Ni sabemos ni nos importa ya el número de leyes educativas que llevamos en España desde la lejana del ministro Moyano a mediados del XIX. Ninguna de ellas ha atajado de lleno cuestión tan fundamental como educar en el contexto de los los sentimientos del niño o del joven. Las leyes han llenado las mochilas de pesados libros cargados de páginas inútiles, de ejercicios repetitivos, de fichas de colores...pero las leyes no contemplan que cada vez hay más mochilas y más pesadas: aquellas que soportan los niños con el alma herida, que llegan a la escuela tras vivir un infierno en casa, con familias desestructuradas y dispuestos a aguantar jornadas en las que muchos profesores funcionarios se limitan a cumplir con el expediente, incluso a humillar a los que más sufren porque no siguen el ritmo de las operaciones matemáticas o se ven negros con el inglés. Recuerdo con cierta amargura a un profesor: «Usted sacará muchos sobresalientes en física pero en matemáticas vendrá a examinarse cuando sea abuelo…», le espetó a un alumno con el alma triste y al que las funciones, derivadas y límites le parecían signos chinos. Quiso el destino que aquel verano encontrase a un profesor de matemáticas que en un mes le descubrió la sencillez de todo aquello. Cuando regresó en septiembre y completó un examen perfecto, aquel amargado profesor, de un colegio privado, sorprendido, le preguntó si había estudiado mucho. La respuesta fue vengadora: «más bien he tenido este verano a un gran profesor…»

Oigo el testimonio de un ex jugador profesional de basket que sufrió acoso escolar, hasta humillaciones que le llevaron a plantearse seriamente el suicidio. Es el día a día de nuestros colegios e institutos. Y sobre ese acoso reina la ley del silencio. Los chulos o chulas, que en esto hay igualdad de género, campan a sus anchas ante el silencio miedoso de compañeros que no quieren líos y de profesores que , en muchísimos casos, no alcanzan a valorar la gravedad de ese sufrimiento y de ese acoso en medio de la «omertá».

Ninguna ley ha cuestionado la formación del profesorado, que además de preparación cultural y pedagógica requiere de lo más importante y decisivo: querer su profesión. Un maestro o maestra sin vocación contamina el ambiente del aula.
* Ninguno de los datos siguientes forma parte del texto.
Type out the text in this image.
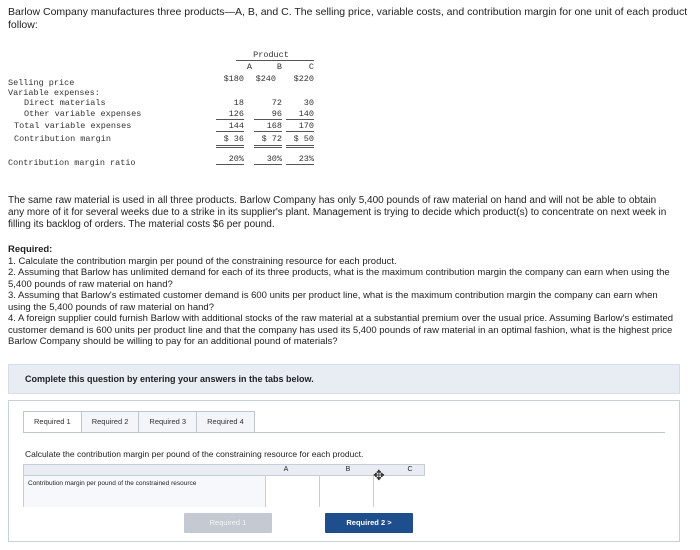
Barlow Company manufactures three products—A, B, and C. The selling price, variable costs, and contribution margin for one unit of each product follow:
Product
A	B	C
Selling price	$180	$240	$220
Variable expenses:
Direct materials	18	72	30
Other variable expenses	126	96	140
Total variable expenses	144	168	170
Contribution margin	$ 36	$ 72	$ 50
Contribution margin ratio	20%	30%	23%
The same raw material is used in all three products. Barlow Company has only 5,400 pounds of raw material on hand and will not be able to obtain any more of it for several weeks due to a strike in its supplier's plant. Management is trying to decide which product(s) to concentrate on next week in filling its backlog of orders. The material costs $6 per pound.
Required:
1. Calculate the contribution margin per pound of the constraining resource for each product.
2. Assuming that Barlow has unlimited demand for each of its three products, what is the maximum contribution margin the company can earn when using the 5,400 pounds of raw material on hand?
3. Assuming that Barlow's estimated customer demand is 600 units per product line, what is the maximum contribution margin the company can earn when using the 5,400 pounds of raw material on hand?
4. A foreign supplier could furnish Barlow with additional stocks of the raw material at a substantial premium over the usual price. Assuming Barlow's estimated customer demand is 600 units per product line and that the company has used its 5,400 pounds of raw material in an optimal fashion, what is the highest price Barlow Company should be willing to pay for an additional pound of materials?
Complete this question by entering your answers in the tabs below.
Required 1	Required 2	Required 3	Required 4
Calculate the contribution margin per pound of the constraining resource for each product.
A	B	C
Contribution margin per pound of the constrained resource
Required 1	Required 2 >
✥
Pero como lo de la vocación no se detecta en unas oposiciones sólo queda el remedio de actuar a sabiendas de su forma de trabajar, de su forma de tratar a sus alumnos, de comprobar si aplica la pedagogía de la entrega amorosa a su sagrada misión o es un «trabajador de la enseñanza» que a la mínima pide bajas laborales y cumple su horario a regañadientes por un sueldo para comer. Ninguna ley, y si la hay, nadie pone en cuestión la expulsión inmediata del cuerpo de aquellos que acuden a las aulas desganados y no digamos de aquellos que conscientes del acoso escolar prefieren mirar para otro lado. Que los hay. Más de los debidos. De la misma manera que se evalúa al alumnado debe evaluarse la tarea del profesorado. El Estado no puede ser el refugio de incompetentes.

Muchas leyes, infinitas reglamentaciones, indisimulables intereses ideológicos y olvido de algo crucial: educar al hombre, entender la individualidad de cada niño. Horas y horas de charlas, de paseos, de consejos, de manos a los hombros, de ganarse la admiración y el respeto del alumno, que sentirá el calor y la cercanía de un verdadero maestro, aunque ese día no supere la clasificación de las gimnospermas y angiospermas. Con maestros así seguro que empezará a romperse el silencio de los acosos. Cuando el alumno o alumna acosados tenga un maestro al que confesar. Cuando ese maestro que lo es, prefiera el compromiso con su deber formativo al cómodo silencio de la nómina segura.